The library was a somber chamber: its long windows were draped with stiff folds of green velvet, its walls occupied by high bookcases with leaded glass doors and ornamental Gothic points under the ceiling. A massive desk was piled with papers, pamphlets, printed reports, comparative tables of figures, an hundred and one huddled details; the table beneath a glittering crystal chandelier was hardly better; even the floor was stacked with books about the chair where Anthony found his employer. The latter looked up absently from a printed sheet as Anthony entered.

“Positively,” he pronounced, “there are not enough dominants to secure Mendel's position.” His expression was profoundly disturbed.

“Yes, sir,” Anthony replied non-committally. “The consequences of that,” the other continued, “are beyond prediction.” Silence descended upon him; his fixed gaze seemed to be contemplating some unexpected catastrophe, some grave peril, opened before him in the still chamber. “I am at a temporary loss!” he ejaculated suddenly; “we are all at a loss... unless my experiments in pure descent warrant—” Suddenly he became aware of Anthony's presence. “Oh!” he said pleasantly; “glad you got fixed up. Say nothing more to Annot—it's all nonsense, taking it out of your salary. That's what I wanted to see you for,” he added; “what salary do you require? what did you get at your last place?”

Anthony made a swift calculation of the distance to California, the probable cost of carriage. “I should like seventy-five,” he pronounced finally. His conscience suddenly and uncomfortably awoke in the presence of the other's unquestioning generosity. “Perhaps I'd better tell you that I don't intend to stay here long.... I am anxious to get to California.”
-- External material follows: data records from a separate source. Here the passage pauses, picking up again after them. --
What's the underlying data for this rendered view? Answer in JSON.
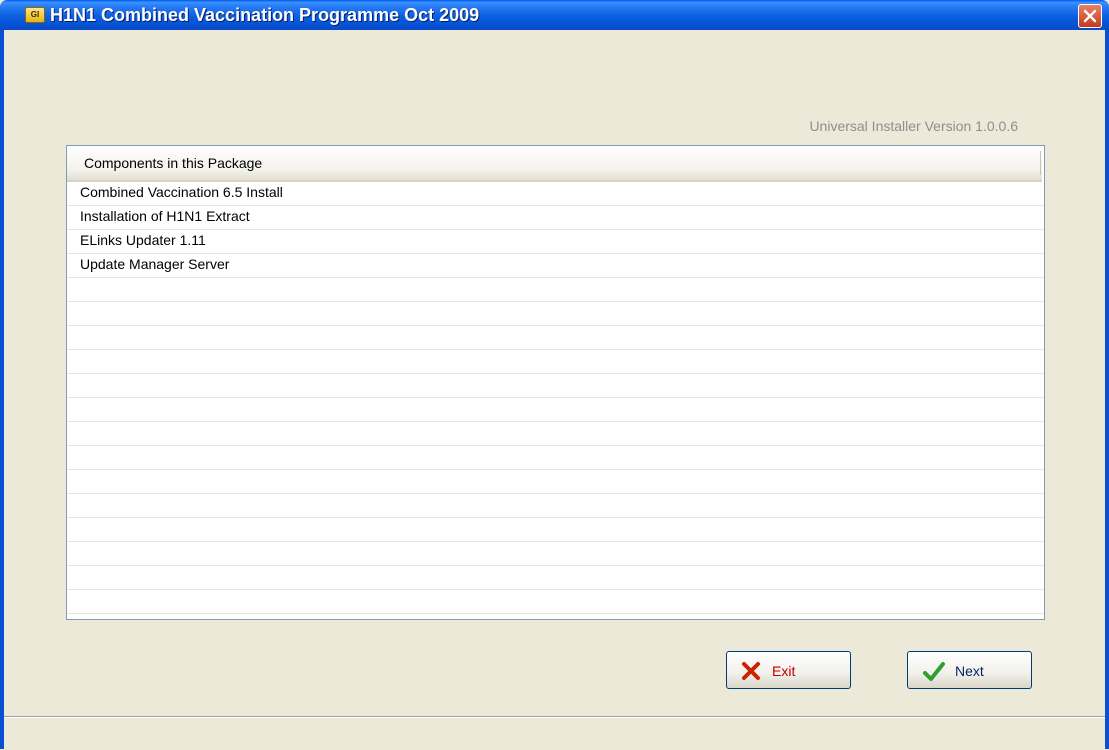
{
  "window": {
    "title": "H1N1 Combined Vaccination Programme Oct 2009",
    "icon_label": "GI",
    "icon": "app-icon",
    "close_icon": "close-icon"
  },
  "version_text": "Universal Installer Version 1.0.0.6",
  "components": {
    "header": "Components in this Package",
    "items": [
      "Combined Vaccination 6.5 Install",
      "Installation of H1N1 Extract",
      "ELinks Updater 1.11",
      "Update Manager Server"
    ]
  },
  "buttons": {
    "exit": {
      "label": "Exit",
      "icon": "x-icon",
      "color": "#C00000"
    },
    "next": {
      "label": "Next",
      "icon": "checkmark-icon",
      "color": "#0A246A"
    }
  },
  "colors": {
    "titlebar": "#0A5FE0",
    "window_bg": "#ECE9D8",
    "exit_icon": "#CC2200",
    "next_icon": "#2E9E2E"
  }
}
But Rufus Hardinge had already forgotten him. “Seventy-five,” he had murmured, with a satisfied nod, and once more concentrated his attention upon the sheet in his hand. As Anthony returned through the dining room he found Annot Hardinge arranging a spray of scarlet verbena in a glass vase.

“Has father spoken to you about the salary you are to get?” she asked. He paused, cap in hand. “I told him that you were positively not to get above eighty.”